Resignación

Anoche te vi. No en la acera de enfrente, como Anibal a Sara en el entrañable «Deshoras» de Cortázar; o Alex a Aimee, entre las calles de la Copenhague de «Reconstruction». Tampoco en una plaza comercial, un parque o una biblioteca -lo que hubiese resultado singularmente sexy-.

Pero no. Te vi en tu nueva foto de perfil, ¿dónde más encuentra uno a quienes no tiene cerca? Algunos le llamarán «stalkeo», otros, un recurso para aminorar la añoranza, al alance de cualquiera con un dispositivo para navegar en internet con wifi o plan de datos. Llámese como se llame, lo que vi no me gustó, por eso te lo escribo.

Podrás pensar: «¡me importa un rábano tu opinión (jódete)!». Tienes toda la razón. Pero nunca será un atrevimiento expresar lo que uno siente al ver el rostro de alguien a quien quiere. Tanto el habitual «¡Qué gusto verte!» como el incómodo pero sincero «¡Qué acabado te ves!», reflejan interés genuino.

Lo que me alarmó ver en tu rostro no fue tristeza, decepción o desgano, sino resignación. ¿Sabes cómo define la RAE esta palabra? Entrega voluntaria que alguien hace de sí poniéndose en las manos y voluntad de otra persona. Y la partecita de «voluntaria» es la que la vuelve contundente y mordaz.

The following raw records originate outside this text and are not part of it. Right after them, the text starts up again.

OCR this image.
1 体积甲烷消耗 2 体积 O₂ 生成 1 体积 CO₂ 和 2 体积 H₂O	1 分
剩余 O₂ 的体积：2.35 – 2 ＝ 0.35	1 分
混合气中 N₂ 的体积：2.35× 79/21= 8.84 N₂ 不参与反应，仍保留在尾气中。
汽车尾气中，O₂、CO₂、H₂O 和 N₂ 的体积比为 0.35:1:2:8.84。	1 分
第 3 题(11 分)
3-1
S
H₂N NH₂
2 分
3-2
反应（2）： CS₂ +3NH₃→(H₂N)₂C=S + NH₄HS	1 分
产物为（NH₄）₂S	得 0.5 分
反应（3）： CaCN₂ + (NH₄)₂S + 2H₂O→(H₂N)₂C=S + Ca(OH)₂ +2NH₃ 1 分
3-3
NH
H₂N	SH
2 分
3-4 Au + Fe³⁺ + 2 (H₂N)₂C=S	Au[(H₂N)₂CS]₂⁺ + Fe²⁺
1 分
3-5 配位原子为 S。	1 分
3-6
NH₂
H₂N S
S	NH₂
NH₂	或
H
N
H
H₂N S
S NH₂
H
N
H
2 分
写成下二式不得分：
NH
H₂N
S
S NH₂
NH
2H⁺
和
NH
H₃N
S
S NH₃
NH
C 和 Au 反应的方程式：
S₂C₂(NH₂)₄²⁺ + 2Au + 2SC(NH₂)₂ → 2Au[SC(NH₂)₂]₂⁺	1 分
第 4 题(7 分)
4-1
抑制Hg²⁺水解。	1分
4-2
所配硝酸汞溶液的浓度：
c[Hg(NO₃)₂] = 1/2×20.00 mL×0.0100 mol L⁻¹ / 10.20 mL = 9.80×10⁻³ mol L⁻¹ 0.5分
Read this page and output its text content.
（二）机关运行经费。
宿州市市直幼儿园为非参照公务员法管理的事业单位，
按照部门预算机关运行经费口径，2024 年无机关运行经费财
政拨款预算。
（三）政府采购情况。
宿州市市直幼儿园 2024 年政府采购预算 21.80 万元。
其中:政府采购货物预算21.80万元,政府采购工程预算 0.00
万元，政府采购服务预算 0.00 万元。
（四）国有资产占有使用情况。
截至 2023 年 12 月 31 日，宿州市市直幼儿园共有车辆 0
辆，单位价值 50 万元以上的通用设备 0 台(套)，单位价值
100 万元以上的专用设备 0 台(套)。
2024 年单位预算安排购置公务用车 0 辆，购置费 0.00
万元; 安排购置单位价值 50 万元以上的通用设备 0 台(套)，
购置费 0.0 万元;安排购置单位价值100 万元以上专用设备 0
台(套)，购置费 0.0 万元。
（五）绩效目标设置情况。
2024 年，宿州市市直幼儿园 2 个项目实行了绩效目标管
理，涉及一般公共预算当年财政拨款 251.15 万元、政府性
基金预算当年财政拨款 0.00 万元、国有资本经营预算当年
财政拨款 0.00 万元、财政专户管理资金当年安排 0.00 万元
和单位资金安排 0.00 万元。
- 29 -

¿En qué momento decidiste resignarte? ¿Cuándo abandonaste tu voluntad en la de él? ¿Dónde se escondió la tuya? Podría seguir con las preguntas, pero basta una solamente: ¿por qué te resignaste a no ser feliz?

Aún en medio de la oscuridad, cada mañana sale el sol, y con él, la oportunidad de sacudirse la resignación para vestirse de ilusión, de deseo, de felicidad. Cuando pasé me daré cuenta por tu foto de perfil, pero sobre todo, porque he visto en tu rostro la ilusión, el deseo y la felicidad, y eso no se olvida.

Ahora lo que me queda es acercarme al espejo, vencer el miedo de mirarme en él, y si me veo resignado, desear que amanezca.